While Compass paid out £881,000 in total, the vast majority was paid to Alain Dupuis, chief executive of Compass Group’s Asian and Australian division, who was on a different bonus structure.

Directors at the group saw almost 40% wiped off their 2004 pay deals compared to 2003, and only four directors received a bonus of any kind.

Both the company’s executive chairman, Sir Francis Mackay, and chief executive, Michael Bailey (pictured right with Lynch), declined the offer of a bonus, because they did not feel it was appropriate.

Lynch was appointed chief executive of Compass’s Select Service Partner division a year ago. And despite his £114,000 bonus paling compared with his £510,000 2003 bonus, investors are likely to feel aggrieved at what on the surface appears like another example of a reward for failure.

Lynch learned his trade at Big Four firm KPMG, but left in 1984 to join Prudential.
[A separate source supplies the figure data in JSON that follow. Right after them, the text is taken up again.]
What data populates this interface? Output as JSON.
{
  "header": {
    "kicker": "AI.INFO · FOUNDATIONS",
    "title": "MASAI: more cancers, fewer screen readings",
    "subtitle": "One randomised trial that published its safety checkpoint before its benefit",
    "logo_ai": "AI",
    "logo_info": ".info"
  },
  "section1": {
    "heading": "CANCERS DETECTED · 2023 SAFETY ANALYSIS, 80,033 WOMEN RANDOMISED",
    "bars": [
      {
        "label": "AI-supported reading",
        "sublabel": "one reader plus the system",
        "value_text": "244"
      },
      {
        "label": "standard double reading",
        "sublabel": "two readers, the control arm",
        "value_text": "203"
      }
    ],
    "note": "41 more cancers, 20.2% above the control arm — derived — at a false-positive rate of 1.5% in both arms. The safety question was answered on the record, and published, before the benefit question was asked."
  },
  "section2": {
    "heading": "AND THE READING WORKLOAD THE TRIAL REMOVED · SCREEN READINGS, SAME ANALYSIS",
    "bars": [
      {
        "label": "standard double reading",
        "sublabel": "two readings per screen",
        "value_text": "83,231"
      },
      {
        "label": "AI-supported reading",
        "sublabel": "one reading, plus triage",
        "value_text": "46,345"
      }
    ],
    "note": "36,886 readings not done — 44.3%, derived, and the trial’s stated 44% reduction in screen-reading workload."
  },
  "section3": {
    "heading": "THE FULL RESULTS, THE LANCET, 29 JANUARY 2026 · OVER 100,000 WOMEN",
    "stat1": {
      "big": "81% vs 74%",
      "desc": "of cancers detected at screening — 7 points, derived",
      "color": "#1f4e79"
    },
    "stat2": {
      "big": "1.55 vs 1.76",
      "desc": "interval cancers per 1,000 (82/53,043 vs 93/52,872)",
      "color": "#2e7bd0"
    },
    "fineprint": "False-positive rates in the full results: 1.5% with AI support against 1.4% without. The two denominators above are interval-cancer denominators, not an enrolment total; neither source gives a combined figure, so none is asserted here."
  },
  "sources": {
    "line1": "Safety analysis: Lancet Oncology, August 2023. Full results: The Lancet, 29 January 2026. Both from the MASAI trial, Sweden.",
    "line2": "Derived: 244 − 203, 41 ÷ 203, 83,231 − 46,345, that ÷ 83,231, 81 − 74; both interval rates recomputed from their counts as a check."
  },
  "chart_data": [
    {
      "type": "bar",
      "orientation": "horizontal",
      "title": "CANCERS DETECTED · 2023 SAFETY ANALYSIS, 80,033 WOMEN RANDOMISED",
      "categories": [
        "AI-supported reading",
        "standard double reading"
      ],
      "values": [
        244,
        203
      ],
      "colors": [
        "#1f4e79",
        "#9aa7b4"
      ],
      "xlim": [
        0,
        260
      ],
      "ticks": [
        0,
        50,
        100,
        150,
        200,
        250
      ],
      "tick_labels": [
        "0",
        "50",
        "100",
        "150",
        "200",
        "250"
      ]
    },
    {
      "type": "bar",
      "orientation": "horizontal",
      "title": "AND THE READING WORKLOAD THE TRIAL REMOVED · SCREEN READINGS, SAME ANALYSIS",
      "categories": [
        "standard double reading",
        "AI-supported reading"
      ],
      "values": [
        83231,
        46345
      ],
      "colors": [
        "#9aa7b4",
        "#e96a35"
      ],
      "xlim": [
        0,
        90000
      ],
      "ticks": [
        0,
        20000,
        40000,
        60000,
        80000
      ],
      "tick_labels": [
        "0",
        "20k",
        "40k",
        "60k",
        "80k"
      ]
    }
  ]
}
He remained there for five years before joining Travellers Fare as finance director in 1989. The former British Rail outfit was later bought by Compass, and Lynch has been with the group ever since.

Compass Group argues that the bonuses paid to its directors are protected by a rigorous testing structure, which is based on a number of criteria being met that the remuneration committee ‘considers contributes most to increasing shareholder value and meeting corporate objectives’.

Four measures are taken into account – turnover growth, EPS growth, improvement to the return on capital employed and working capital movement. If only one of the measures is met by the executive director, he or she is entitled to just 25% of their overall budget.

Comfortably sitting at 323p on 7 September last year, the group’s shares dropped to 239.25p overnight, following the profits warning.

As Accountancy Age went to press, the share price remained around the 247p mark.

Lynch’s leadership of Select Service Partner is likely to attract keen interest from the rest of the board as well as investors. At 56 years old, Mike Bailey, group chief executive, is slowly approaching retirement.

Should Lynch prove his worth at Select Service Partner, he would be the obvious choice of successor at the parent company. He certainly seems ambitious enough.